Когда женщины начали растягивать период готовности к сексу, превзойдя в этом плане даже бонобо, у которых он в десять раз больше, чем у шимпанзе, им не было нужды в долгой фазе набухания. Вместо ложного рекламирования нашим методом стало полное отсутствие рекламы. Но почему тогда у бонобо не развился такой же, более удобный, метод? По моему предположению, раз уж набухания появились и стали объектом вожделения для самцов, повернуть вспять стало невозможно. Самки с небольшими вздутиями наверняка проигрывали соперницам, более щедро одаренным природой. Это известный сюжет при развитии признаков, по которым идет половой отбор, таким, например, как все увеличивающийся павлиний хвост. Состязание по типу «кто самый сексуально привлекательный» зачастую ведет к преувеличенным, избыточным сигналам.
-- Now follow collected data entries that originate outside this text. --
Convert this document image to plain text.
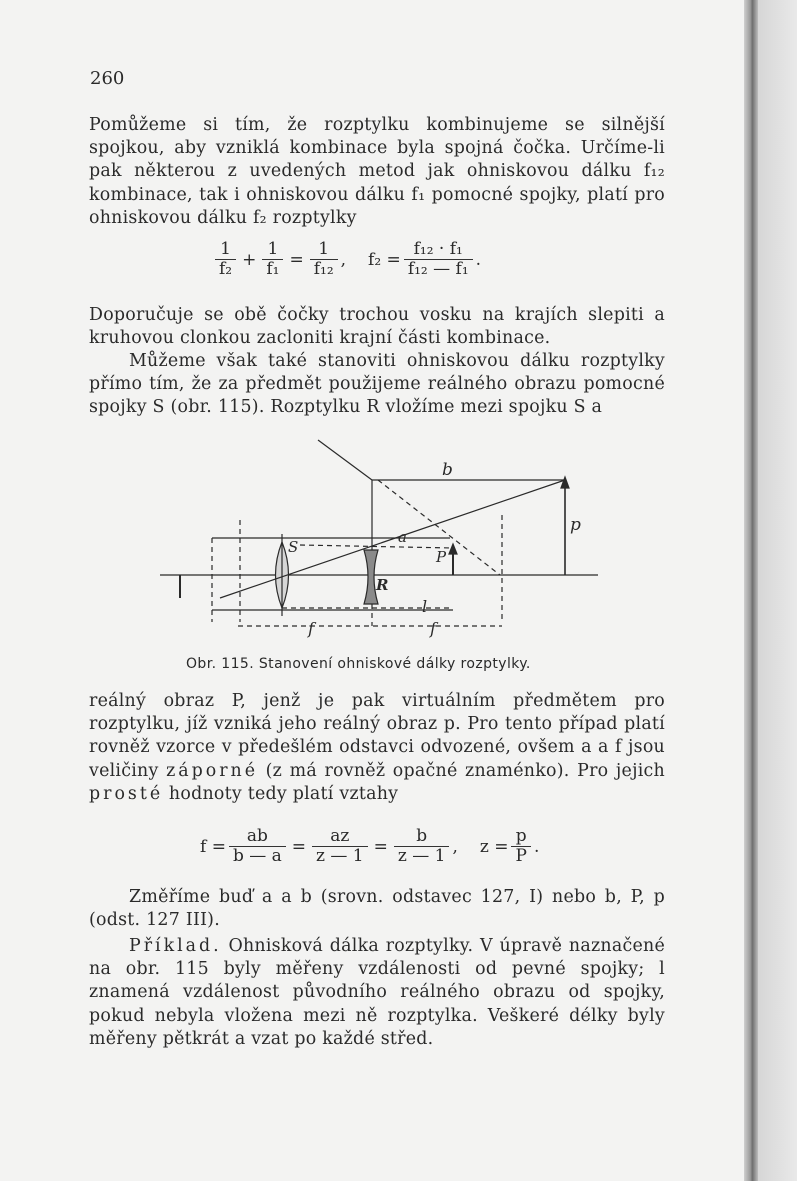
260

Pomůžeme si tím, že rozptylku kombinujeme se silnější spojkou, aby vzniklá kombinace byla spojná čočka. Určíme-li pak některou z uvedených metod jak ohniskovou dálku f₁₂ kombinace, tak i ohniskovou dálku f₁ pomocné spojky, platí pro ohniskovou dálku f₂ rozptylky

$\frac{1}{\text{f₂}} + \frac{1}{\text{f₁}} = \frac{1}{\text{f₁₂}}$ , $f_2 = \frac{\text{f₁₂ · f₁}}{\text{f₁₂ — f₁}}$ .

Doporučuje se obě čočky trochou vosku na krajích slepiti a kruhovou clonkou zacloniti krajní části kombinace.

Můžeme však také stanoviti ohniskovou dálku rozptylky přímo tím, že za předmět použijeme reálného obrazu pomocné spojky S (obr. 115). Rozptylku R vložíme mezi spojku S a

b
p
S
a
P
R
l
f	f
Obr. 115. Stanovení ohniskové dálky rozptylky.

reálný obraz P, jenž je pak virtuálním předmětem pro rozptylku, jíž vzniká jeho reálný obraz p. Pro tento případ platí rovněž vzorce v předešlém odstavci odvozené, ovšem a a f jsou veličiny záporné (z má rovněž opačné znaménko). Pro jejich prosté hodnoty tedy platí vztahy

$f = \frac{ab}{b — a} = \frac{az}{z — 1} = \frac{b}{z — 1}$ , $z = \frac{p}{P}$ .

Změříme buď a a b (srovn. odstavec 127, I) nebo b, P, p (odst. 127 III).

Příklad. Ohnisková dálka rozptylky. V úpravě naznačené na obr. 115 byly měřeny vzdálenosti od pevné spojky; l znamená vzdálenost původního reálného obrazu od spojky, pokud nebyla vložena mezi ně rozptylka. Veškeré délky byly měřeny pětkrát a vzat po každé střed.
Второе, в чем мы отличаемся от бонобо, – это то, что секс у людей более скован ограничениями. Это не всегда очевидно, потому что в некоторых обществах существует поразительная свобода. Тихоокеанские народы были такими до прибытия европейцев, которые привезли с собой как викторианские ценности, так и венерические болезни. В своей книге «Сексуальная жизнь дикарей Северо-Западной Меланезии» (The Sexual Life of Savages in North-Western Melanesia, 1929) антрополог Бронислав Малиновский описал культуры этого региона как почти не имеющие табу и ограничений. Там говорится, что раньше у гавайцев «секс был бальзамом и клеем для всего общества», что вполне в духе бонобо. Гавайцы почитали и прославляли гениталии в песнях и танцах, холя и лелея эти части тела у своих детей. Грудное молоко впрыскивалось в детскую вагину, и половые губы слеплялись так, чтобы их было не разлепить. Клитор маленькой девочки вытягивали и удлиняли посредством оральной стимуляции. Пенису полагался такой же уход, чтобы увеличить его красоту и подготовить к сексуальным наслаждениям в дальнейшей жизни.